Dois outros também tentaram mas não conseguiram. Um deles foi o Walace, vendedor ambulante na entrada do Beco do Beto, um das vielas que desce da rua Um para a parte baixa da Rocinha. Walace acabou de completar 18 anos e “o bagulho da estrada da Gávea”, como ele diz, referindo-se a um posto oficial de emissão de documentos da região, não estava aberto e ele não conseguiu obter o cadastro de pessoa física (CPF). O repórter quer saber dele se conseguiria chegar à parte baixa da Rocinha não pela via principal, a rua Um, mas pelos becos, como o do Beto, onde ele mora, um desses locais que têm cerca de 100 moradias. Ele diz que sim, que mostraria como. Mas não agora, porque precisa continuar vendendo para acumular alguns trocados.

Sob o argumento indiscutível de que os negócios nos últimos dias foram muito ruins, os outros pequenos empresários ouvidos conseguiram descontos no aluguel, de até 50%. Apenas um, dos doze, não pediu o abono e não reclamou do aluguel. Mas, também, nem precisava: é um ex-funcionário da Polícia Federal, aposentado, dono de 10 imóveis na Rocinha, os quais aluga, e que considera a favela um lugar muito bom para viver, a despeito dos preconceitos.


A título de introdução

A Rocinha por cima e por dentro

Se o leitor quer ver a Rocinha por cima e no seu contexto urbano, observe os detalhes desta imagem. No primeiro plano, depois da vegetação que cobre os morros à esquerda, ela mostra, à direita, o aglomerado de casas da favela que parece ainda crescer para o alto na região de vegetação próxima da rocha pelada do morro Dois Irmãos.

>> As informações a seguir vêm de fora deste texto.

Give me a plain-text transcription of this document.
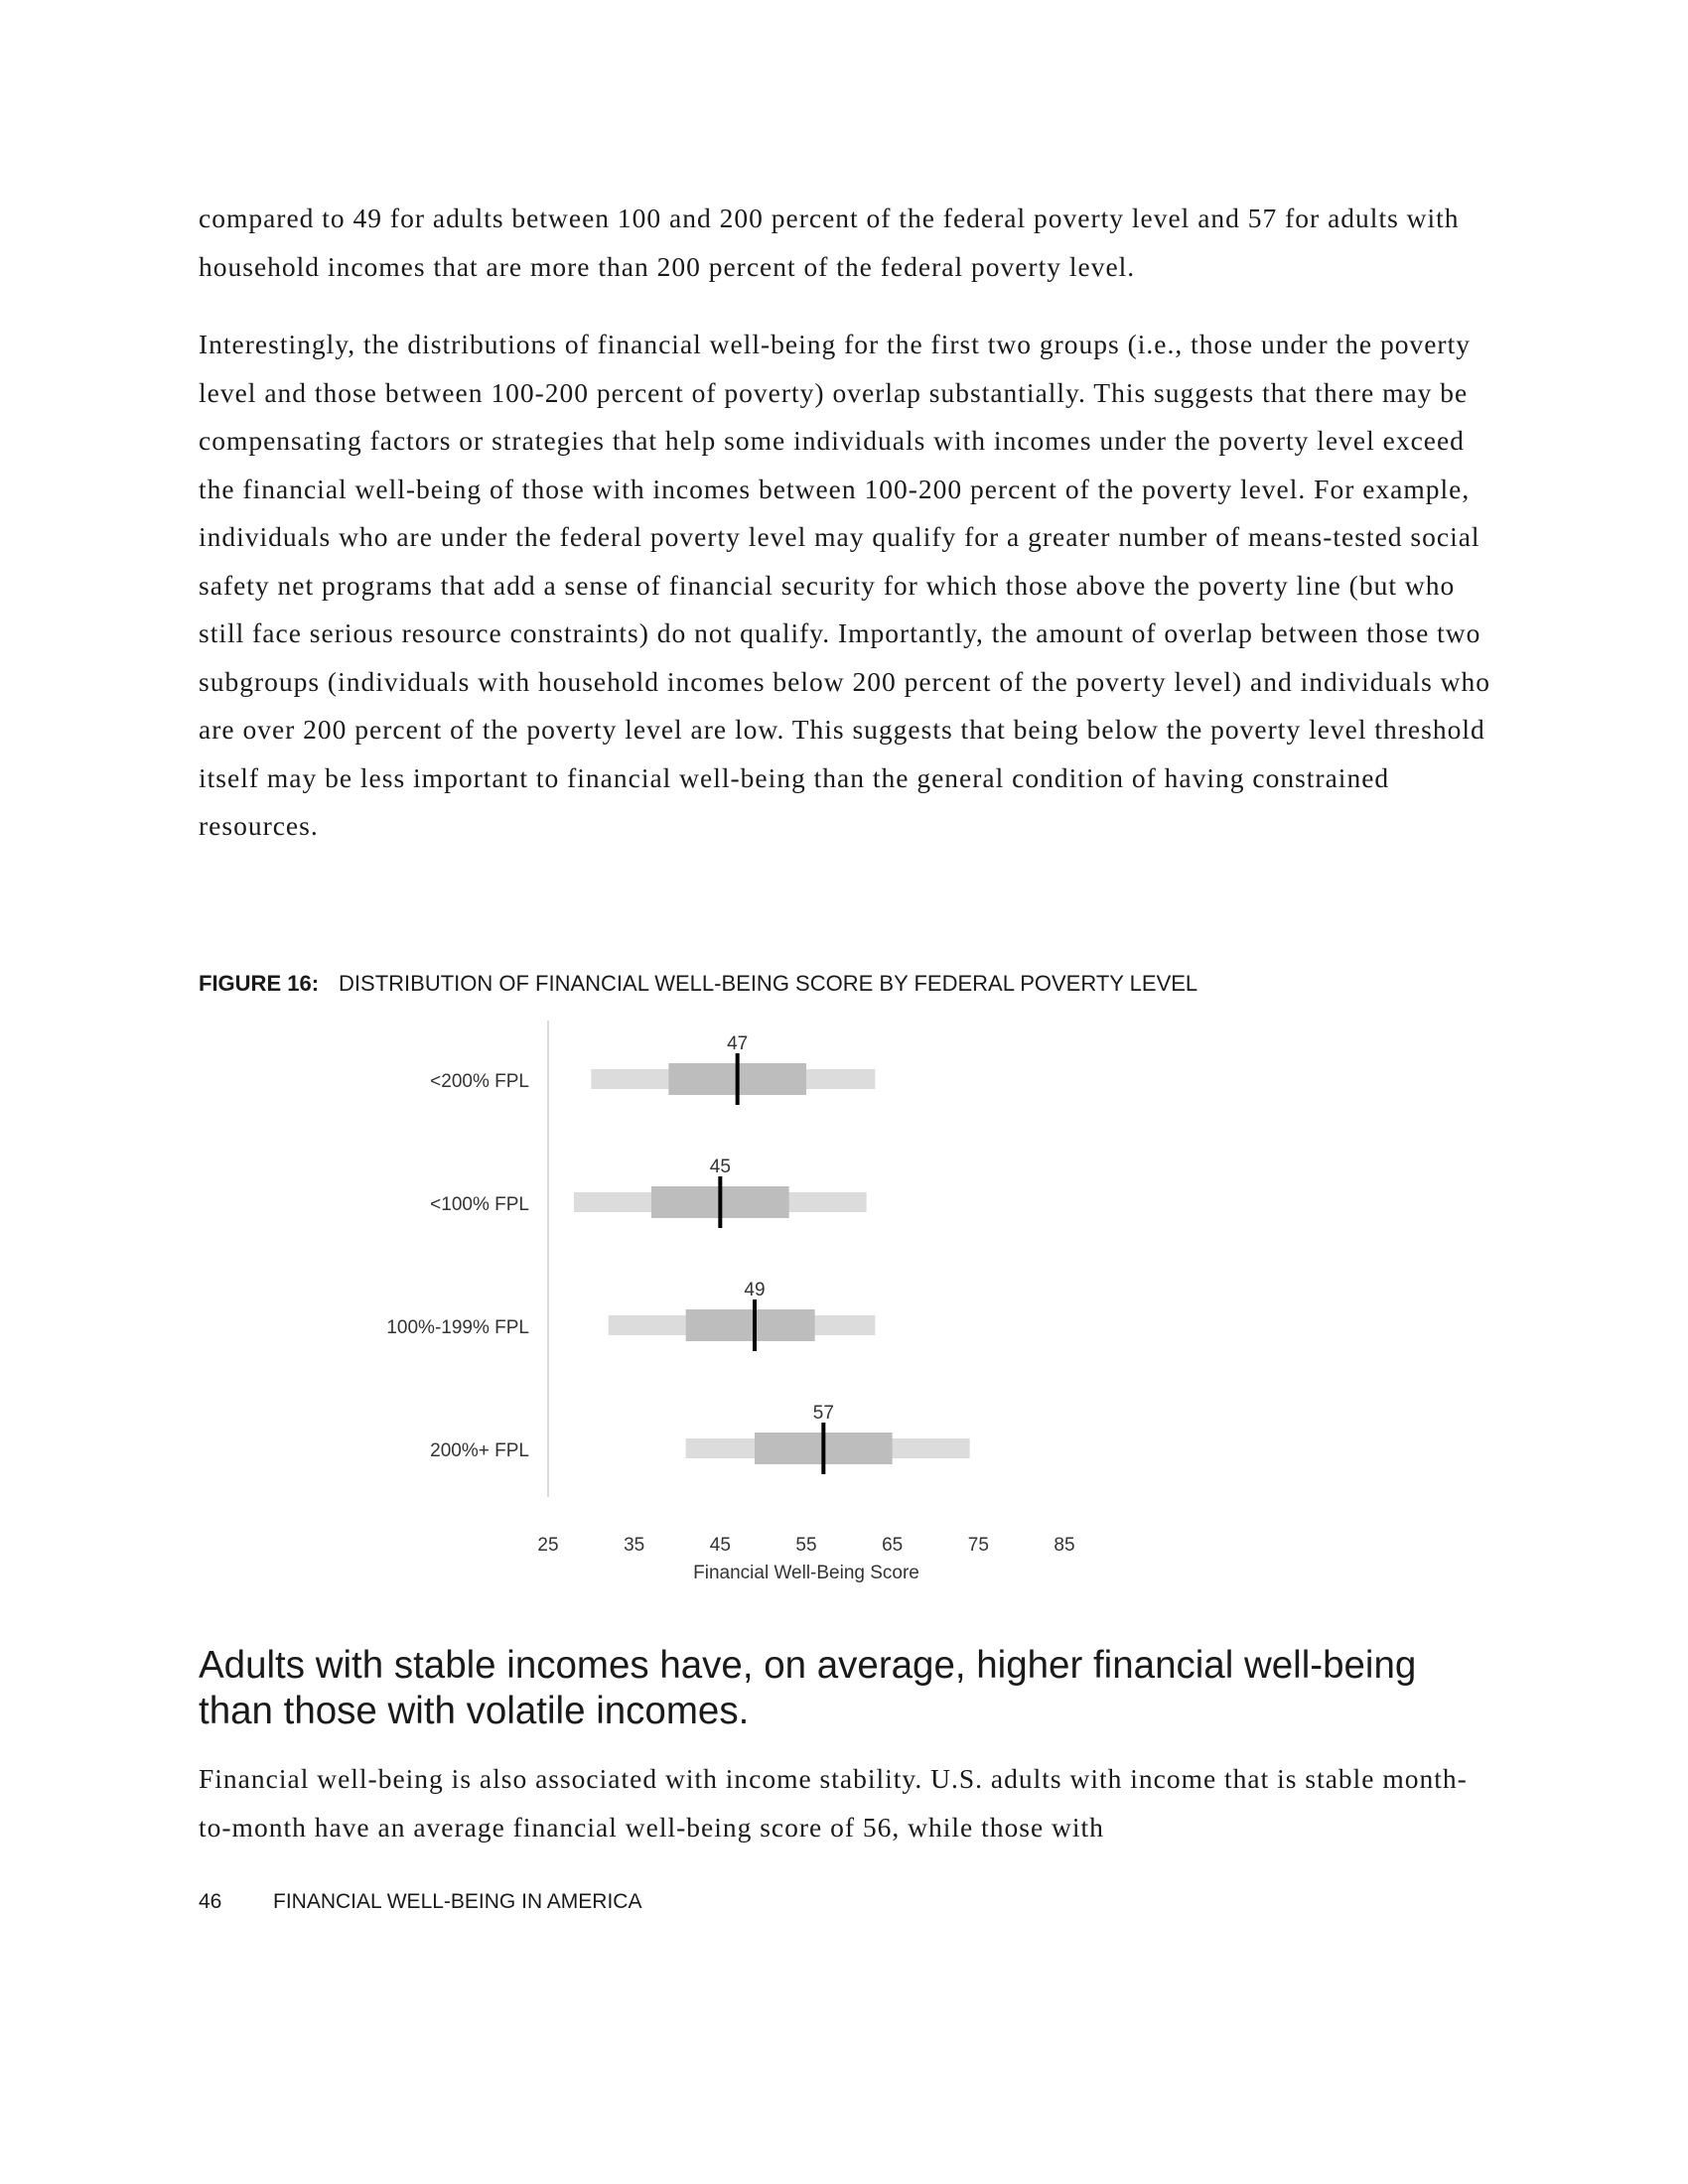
compared to 49 for adults between 100 and 200 percent of the federal poverty level and 57 for adults with household incomes that are more than 200 percent of the federal poverty level.

Interestingly, the distributions of financial well-being for the first two groups (i.e., those under the poverty level and those between 100-200 percent of poverty) overlap substantially. This suggests that there may be compensating factors or strategies that help some individuals with incomes under the poverty level exceed the financial well-being of those with incomes between 100-200 percent of the poverty level. For example, individuals who are under the federal poverty level may qualify for a greater number of means-tested social safety net programs that add a sense of financial security for which those above the poverty line (but who still face serious resource constraints) do not qualify. Importantly, the amount of overlap between those two subgroups (individuals with household incomes below 200 percent of the poverty level) and individuals who are over 200 percent of the poverty level are low. This suggests that being below the poverty level threshold itself may be less important to financial well-being than the general condition of having constrained resources.

FIGURE 16: DISTRIBUTION OF FINANCIAL WELL-BEING SCORE BY FEDERAL POVERTY LEVEL
<200% FPL
47
<100% FPL
45
100%-199% FPL
49
200%+ FPL
57
25	35	45	55	65	75	85
Financial Well-Being Score
Adults with stable incomes have, on average, higher financial well-being than those with volatile incomes.

Financial well-being is also associated with income stability. U.S. adults with income that is stable month-to-month have an average financial well-being score of 56, while those with

46 FINANCIAL WELL-BEING IN AMERICA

No centro da foto, à esquerda, está a Lagoa Rodrigo de Freitas em torno da qual estão bairros ricos da cidade, como Jardim Botânico, Gávea, Leblon e Ipanema. Na extrema direita desse aglomerado está a praia de Ipanema e seu ponto terminal, no Arpoador. O morro que se destaca dentro desse conjunto de prédios é o do Pavão-Pavãozinho e do aglomerado de pequenas favelas do Cantagalo-Pavão-Pavãozinho (Cantagalo é o nome do corte feito no morro em 1939 para ligar Ipanema a Copacabana).

Agora, para conhecer a Rocinha por dentro, uma forma tranquila e rápida de fazer a viagem é pela internet. Basta acompanhar o documentário do repórter Oslaim Brito, realizado no dia da invasão do bairro no final de 2011 por forças policiais do Rio de Janeiro e do governo federal.

O vídeo tem 6 minutos e 56 segundos e mostra detalhes de aspectos importantes da favela, como as suas vielas. Policiais se comprimem nas paredes de becos para abrir caminho e permitir a passagem de morador. Também são vistas as instalações das redes para levar eletricidade e água às casas empilhadas nos becos; elas são verdadeiros labirintos de fios e de finos canos de água.